Otherwise for any other category of land, it is compensation for developments and this is in terms of the law.
Essentially, what the president has been doing and doing is to simply give effect to the Zimbabwean constitution, which was adopted in 2013 and also whose echo was in the old constitution.
There is nothing new that has happened and administratively every budget we have heard even before the time of the new dispensation was always making provisions for
compensation and as a matter of fact the figure of $53 million is not new.
Go back to your blue books of previous years and you will still find that every year, without fail, there was an allocation set aside to compensate for the developments to
erstwhile commercial farmers.
What has only happened is that this administrative that was done by government yearly in every budget has fortuitously received better publicity this year and this is why it
appears as if it is new.
There is nothing new really that has happened, what is probably new is probably our own understanding of what the constitution says and what the budget says.
OM: Is the government in a position to pay the compensation considering its poor financial position.
GC: You cannot raise that issue because it is already afforded by way of spending plan of the government.
It is in the budget already and this is not new money, these are monies that have already been voted for in every budget.
OM: Is it a priority at the moment?
GC: It is a priority because we are dealing with the rights of other people.
You don’t ride roughshod over other people’s rights merely on the basis that it is not a priority.
At what point do you say upholding your constitution and observation of human rights are not a priority?
OM: There are is a school of thought that says the government is being arm-twisted to honour such obligations to please the Western countries for the reengagement process.
GC: Provisions that are enshrined in the constitution have nothing to do with the programme of engagement and re-engagement, which only started in 2017.
Secondly, administratively we have been making consistent allocations to provide for compensation for developments on the farms that were acquired by government and that predate the policy of engagement and re-engagement.

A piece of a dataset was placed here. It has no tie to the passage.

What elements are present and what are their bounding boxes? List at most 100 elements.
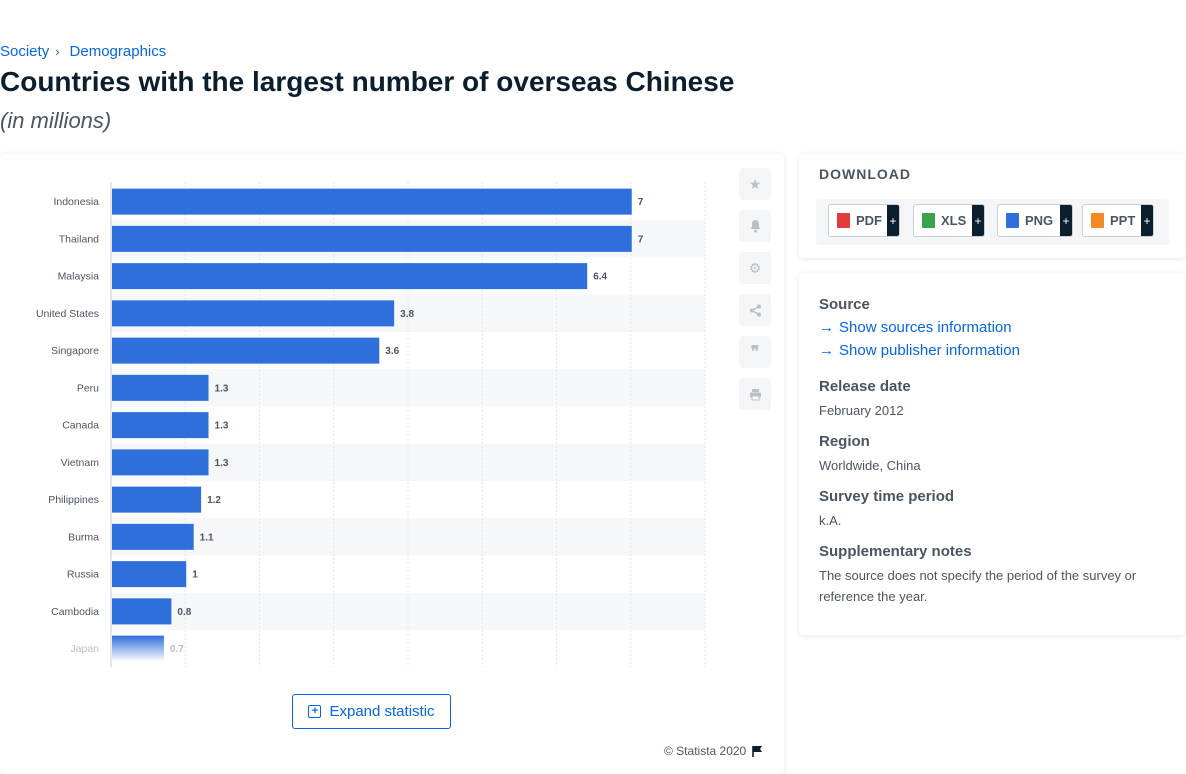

So really, that is a false argument. In the case of Malema, he is actually putting himself in a very invidious position because first of all he is coming across as a very ignorant opposition person who is aspiring to be transnational without the requisite knowledge.
Secondly, he forgets that his argument in respect of South Africa’s land question is already being upheld here.
In fact, it was inspired by Zimbabwe. We acquired land to repose it in the hands of the state and without paying compensation for it.
That is the legal position and what we are compensating for is just the developments so there are three things involved which are recovering land of the indigenous people, which is consistent with what South Africa is trying to do, reposing the title into the state and which we have done hence the issue of 99-year leases and thirdly providing compensation, which is limited to the developments.
The new dimension that has not been reported on is that there is a realisation on the side of government and this follows communication made by unions of the erstwhile
commercial farmers that a good number of the white farmers are old and ailing or both and so on compassionate grounds, government has decided that it must treat these ailing or old and therefore highly dependant individuals almost in the same category with the pensioners by hastening disbursement of their claims against the state.
This is not just random disbursement, there is a compassionate element to it.